Problem: the framework behaves strangely.
Requirements: reclaim the stability.
Solution: run your powershell console or IDE under domain admin credentials or through Run As Administrator. When working with something like Administrative tools (services.msc or compmgmt.msc, or ADUC), or regedit, or your company’s administrative tool, there might be a waterfall of errors, sometimes amazing. The answer is simple: use administrative credentials while working with administrative applications through inter-process communication.
Task: explain how to make your UI test script working in the VMware environment.
Requirements: provide scripters with recommendations.
Solution: sometimes you need to do a specific click. It might happen if a control does not support InvokePattern (thus, there’s no Invoke-UIA[ControlType]Cmdlet or there IS a cmdlet, but the control does not support the InvokePattern on its own). Usually it is not a problem: we have a Win32 click (Invoke-UIAControlClick) and cmdlets based on this click (Invoke-UIAControlContextMenu).
All of a sudden you may notice that surprisingly your click does not work. You are running the script on a VMware guest and the problem is that the cursor refuses positioning. In other words, the API function SetCursorPos does not work.
Theoretically, there might be used OpenInputDesktop, SetThreadDesktop and similar stuff. However, there is a much simplier way: just uninstall VMware Pointing device. With losing a bit of comfort, you’ll get your script working.
Task: start working with the script recorder.
Requirements: to be able to work with the recorder from the command line.
Solution: The script recorder is the cmdlet that was in the framework from almost its commencement. In fact, how to write the code? The scripter needs to have the following:
– a tool for recognizing AutomationID, ControlType and Name of controls that are under test
– a tool that can inform about supported patterns
– knowledge about cmdlets and parameters, some experience with the framework
– log problems
A tester needs significantly more:
– a way to get and store test results
– detailed log
– saving screenshots on any situation when it’s required
– custom parameters (the need to parametrize as much as possible to multiply the tests)

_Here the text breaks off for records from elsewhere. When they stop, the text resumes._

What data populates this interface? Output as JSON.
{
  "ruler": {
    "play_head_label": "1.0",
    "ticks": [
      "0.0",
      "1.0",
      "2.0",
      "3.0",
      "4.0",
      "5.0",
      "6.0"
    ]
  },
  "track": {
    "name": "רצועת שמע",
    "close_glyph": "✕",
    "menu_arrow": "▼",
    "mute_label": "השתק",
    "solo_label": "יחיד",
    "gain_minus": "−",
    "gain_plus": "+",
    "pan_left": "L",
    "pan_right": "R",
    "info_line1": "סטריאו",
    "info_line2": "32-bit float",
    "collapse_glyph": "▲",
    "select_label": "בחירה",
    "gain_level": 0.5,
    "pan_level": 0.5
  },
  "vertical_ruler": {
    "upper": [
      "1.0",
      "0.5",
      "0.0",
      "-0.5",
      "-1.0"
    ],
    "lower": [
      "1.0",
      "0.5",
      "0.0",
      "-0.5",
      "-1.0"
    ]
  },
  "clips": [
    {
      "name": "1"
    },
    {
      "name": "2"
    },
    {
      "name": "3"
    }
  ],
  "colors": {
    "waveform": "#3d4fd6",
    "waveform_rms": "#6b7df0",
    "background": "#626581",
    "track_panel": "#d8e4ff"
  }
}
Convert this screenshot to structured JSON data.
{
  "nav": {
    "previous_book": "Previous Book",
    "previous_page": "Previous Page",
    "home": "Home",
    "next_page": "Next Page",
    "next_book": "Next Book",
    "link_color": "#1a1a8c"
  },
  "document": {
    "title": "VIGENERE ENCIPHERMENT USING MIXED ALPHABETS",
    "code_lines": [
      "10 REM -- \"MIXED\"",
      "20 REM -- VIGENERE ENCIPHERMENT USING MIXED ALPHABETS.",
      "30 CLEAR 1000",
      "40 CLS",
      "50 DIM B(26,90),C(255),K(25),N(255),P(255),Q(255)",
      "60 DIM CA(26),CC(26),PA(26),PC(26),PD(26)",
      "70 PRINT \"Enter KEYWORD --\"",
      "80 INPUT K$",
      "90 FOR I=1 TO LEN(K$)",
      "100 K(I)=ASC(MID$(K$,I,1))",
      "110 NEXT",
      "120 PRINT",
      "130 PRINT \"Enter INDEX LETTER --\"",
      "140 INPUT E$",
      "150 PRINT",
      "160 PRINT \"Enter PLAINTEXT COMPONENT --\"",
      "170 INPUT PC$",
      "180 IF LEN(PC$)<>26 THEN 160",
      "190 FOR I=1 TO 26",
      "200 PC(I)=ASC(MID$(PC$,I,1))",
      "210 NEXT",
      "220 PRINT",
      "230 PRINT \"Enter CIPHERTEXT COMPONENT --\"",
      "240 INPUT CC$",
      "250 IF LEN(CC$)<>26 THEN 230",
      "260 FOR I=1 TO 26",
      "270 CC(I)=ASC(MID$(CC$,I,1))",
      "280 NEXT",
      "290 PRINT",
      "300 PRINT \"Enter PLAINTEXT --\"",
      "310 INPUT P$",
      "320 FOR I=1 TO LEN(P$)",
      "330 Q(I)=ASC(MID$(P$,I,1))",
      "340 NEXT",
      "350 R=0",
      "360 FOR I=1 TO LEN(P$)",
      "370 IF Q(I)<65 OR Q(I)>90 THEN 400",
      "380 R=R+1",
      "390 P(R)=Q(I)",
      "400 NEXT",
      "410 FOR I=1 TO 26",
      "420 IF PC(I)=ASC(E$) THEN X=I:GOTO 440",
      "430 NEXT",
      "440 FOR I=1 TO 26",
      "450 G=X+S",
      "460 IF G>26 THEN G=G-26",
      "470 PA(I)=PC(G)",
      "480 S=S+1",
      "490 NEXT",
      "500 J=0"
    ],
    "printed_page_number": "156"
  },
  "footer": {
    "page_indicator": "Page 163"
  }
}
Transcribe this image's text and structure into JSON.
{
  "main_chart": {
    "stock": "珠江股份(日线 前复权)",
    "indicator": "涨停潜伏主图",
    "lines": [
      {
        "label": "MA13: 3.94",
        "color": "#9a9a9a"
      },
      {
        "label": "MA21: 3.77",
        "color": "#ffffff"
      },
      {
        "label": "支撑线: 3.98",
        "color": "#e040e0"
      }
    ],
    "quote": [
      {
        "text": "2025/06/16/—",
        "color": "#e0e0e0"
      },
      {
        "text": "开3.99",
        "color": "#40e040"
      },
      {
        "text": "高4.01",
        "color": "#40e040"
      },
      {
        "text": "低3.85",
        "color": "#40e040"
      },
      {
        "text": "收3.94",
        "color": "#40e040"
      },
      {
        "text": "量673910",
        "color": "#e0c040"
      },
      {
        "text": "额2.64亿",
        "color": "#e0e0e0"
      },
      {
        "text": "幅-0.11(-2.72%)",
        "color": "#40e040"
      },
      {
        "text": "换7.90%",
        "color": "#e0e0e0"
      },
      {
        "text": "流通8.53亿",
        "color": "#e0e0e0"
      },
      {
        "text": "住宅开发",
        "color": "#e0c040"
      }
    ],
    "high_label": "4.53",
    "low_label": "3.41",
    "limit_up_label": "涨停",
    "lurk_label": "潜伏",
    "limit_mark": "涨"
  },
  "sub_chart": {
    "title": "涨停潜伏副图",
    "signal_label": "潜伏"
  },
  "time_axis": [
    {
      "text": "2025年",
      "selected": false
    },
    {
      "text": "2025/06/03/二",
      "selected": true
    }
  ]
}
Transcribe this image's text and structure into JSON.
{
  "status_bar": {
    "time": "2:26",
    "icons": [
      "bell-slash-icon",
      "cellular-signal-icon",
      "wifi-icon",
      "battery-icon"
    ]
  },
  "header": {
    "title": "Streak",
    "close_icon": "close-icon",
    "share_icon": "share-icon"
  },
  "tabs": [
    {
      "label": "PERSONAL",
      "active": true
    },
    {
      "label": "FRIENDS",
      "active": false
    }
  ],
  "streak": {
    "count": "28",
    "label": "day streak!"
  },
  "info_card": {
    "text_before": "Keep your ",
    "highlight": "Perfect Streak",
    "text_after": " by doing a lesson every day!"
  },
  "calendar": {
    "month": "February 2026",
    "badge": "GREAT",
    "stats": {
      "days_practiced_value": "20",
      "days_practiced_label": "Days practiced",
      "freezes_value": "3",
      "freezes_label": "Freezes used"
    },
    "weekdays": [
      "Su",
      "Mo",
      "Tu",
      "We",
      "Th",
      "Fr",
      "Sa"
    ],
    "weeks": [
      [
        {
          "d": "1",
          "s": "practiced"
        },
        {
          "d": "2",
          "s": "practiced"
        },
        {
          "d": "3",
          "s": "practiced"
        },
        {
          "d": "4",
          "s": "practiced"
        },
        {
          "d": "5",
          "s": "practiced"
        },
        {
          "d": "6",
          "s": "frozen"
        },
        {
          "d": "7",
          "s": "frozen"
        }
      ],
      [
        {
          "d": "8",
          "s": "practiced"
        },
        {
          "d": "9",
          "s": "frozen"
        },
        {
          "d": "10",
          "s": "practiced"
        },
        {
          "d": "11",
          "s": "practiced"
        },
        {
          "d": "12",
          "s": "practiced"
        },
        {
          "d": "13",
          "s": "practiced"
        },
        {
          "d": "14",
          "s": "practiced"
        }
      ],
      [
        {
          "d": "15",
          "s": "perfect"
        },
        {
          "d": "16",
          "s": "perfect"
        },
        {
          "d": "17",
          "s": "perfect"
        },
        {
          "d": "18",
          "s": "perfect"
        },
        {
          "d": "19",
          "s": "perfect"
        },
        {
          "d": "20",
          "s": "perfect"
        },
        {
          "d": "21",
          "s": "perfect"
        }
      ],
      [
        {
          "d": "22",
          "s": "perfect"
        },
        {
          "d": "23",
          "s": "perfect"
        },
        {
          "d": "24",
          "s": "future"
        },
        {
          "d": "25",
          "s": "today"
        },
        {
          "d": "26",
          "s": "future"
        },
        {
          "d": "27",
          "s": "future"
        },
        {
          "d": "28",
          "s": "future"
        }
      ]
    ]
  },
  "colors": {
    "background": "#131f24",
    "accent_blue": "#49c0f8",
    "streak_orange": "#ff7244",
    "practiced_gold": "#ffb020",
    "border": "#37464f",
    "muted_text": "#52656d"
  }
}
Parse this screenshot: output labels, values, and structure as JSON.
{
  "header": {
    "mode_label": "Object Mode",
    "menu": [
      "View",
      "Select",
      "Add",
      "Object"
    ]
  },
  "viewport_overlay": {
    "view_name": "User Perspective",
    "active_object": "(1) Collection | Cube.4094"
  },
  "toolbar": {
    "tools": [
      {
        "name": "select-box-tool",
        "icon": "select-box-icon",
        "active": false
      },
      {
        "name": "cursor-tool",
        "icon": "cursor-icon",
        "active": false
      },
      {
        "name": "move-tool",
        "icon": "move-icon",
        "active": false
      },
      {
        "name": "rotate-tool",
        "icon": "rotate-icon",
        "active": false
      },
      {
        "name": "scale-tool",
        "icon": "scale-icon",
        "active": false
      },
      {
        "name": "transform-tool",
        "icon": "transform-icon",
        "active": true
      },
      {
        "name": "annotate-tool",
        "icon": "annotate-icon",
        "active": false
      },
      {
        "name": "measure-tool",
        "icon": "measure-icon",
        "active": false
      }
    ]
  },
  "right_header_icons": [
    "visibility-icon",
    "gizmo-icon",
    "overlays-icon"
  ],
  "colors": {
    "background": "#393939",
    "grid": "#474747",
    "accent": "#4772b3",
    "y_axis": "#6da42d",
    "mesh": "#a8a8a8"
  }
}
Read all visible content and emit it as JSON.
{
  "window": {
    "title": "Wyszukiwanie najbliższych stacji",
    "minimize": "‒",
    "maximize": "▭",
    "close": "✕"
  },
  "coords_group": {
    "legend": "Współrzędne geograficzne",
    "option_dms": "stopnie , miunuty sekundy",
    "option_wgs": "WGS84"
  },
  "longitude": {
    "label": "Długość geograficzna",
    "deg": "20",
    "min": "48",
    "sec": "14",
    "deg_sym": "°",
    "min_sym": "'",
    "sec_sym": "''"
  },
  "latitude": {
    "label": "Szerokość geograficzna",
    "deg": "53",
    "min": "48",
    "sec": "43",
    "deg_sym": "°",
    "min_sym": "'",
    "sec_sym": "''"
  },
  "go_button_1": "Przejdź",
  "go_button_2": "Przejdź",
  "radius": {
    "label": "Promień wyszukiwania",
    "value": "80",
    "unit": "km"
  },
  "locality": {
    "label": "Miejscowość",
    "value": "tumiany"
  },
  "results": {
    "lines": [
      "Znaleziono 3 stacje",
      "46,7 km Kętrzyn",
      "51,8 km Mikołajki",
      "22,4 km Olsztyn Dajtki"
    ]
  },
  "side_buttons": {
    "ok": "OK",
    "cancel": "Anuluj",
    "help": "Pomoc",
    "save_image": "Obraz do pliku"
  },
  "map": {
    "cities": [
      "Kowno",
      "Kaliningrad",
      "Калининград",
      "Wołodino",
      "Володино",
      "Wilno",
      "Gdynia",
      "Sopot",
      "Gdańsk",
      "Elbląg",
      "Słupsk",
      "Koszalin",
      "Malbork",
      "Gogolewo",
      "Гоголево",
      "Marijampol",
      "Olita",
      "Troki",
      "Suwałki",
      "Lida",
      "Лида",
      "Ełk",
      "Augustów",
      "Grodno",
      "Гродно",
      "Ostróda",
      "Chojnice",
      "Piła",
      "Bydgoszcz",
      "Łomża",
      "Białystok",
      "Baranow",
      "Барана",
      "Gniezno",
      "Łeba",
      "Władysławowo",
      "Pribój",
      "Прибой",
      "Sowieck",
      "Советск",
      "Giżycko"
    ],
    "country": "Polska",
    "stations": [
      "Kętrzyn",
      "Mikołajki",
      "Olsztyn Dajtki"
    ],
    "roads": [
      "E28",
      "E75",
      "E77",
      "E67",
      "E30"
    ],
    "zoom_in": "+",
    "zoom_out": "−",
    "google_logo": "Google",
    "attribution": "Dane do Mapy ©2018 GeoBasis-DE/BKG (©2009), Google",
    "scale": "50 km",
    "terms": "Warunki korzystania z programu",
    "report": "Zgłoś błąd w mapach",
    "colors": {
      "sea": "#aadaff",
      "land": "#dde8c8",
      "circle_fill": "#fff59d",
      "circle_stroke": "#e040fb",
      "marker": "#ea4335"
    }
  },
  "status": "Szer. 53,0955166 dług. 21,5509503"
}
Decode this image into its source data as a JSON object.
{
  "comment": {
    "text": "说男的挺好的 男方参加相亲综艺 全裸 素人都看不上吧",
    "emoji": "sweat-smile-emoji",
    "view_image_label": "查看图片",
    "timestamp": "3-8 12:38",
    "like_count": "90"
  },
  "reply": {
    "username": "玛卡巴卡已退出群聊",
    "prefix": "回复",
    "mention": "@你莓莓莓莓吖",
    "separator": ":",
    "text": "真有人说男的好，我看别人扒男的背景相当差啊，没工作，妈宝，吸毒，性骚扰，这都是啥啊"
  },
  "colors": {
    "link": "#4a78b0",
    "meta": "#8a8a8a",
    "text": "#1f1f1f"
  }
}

The script recorder helps in the needs of the scripter. The needs of a tester are resolved in the framework by different means. Issue the following command:
Start-UIARecorder -NoClassInformation -NoUI -NoScriptHeader -WriteCurrentPattern -Seconds 60
Now you can move the mouse cursor to the controls of your interest, performs actions like clicks and editing the text. The script recorder is far away of being finished, nevertheless its help may be very useful.
Remember that for now it records all it managed to record without separation from unnecessary windows and controls. Nevertheless, it might help at least in syntax.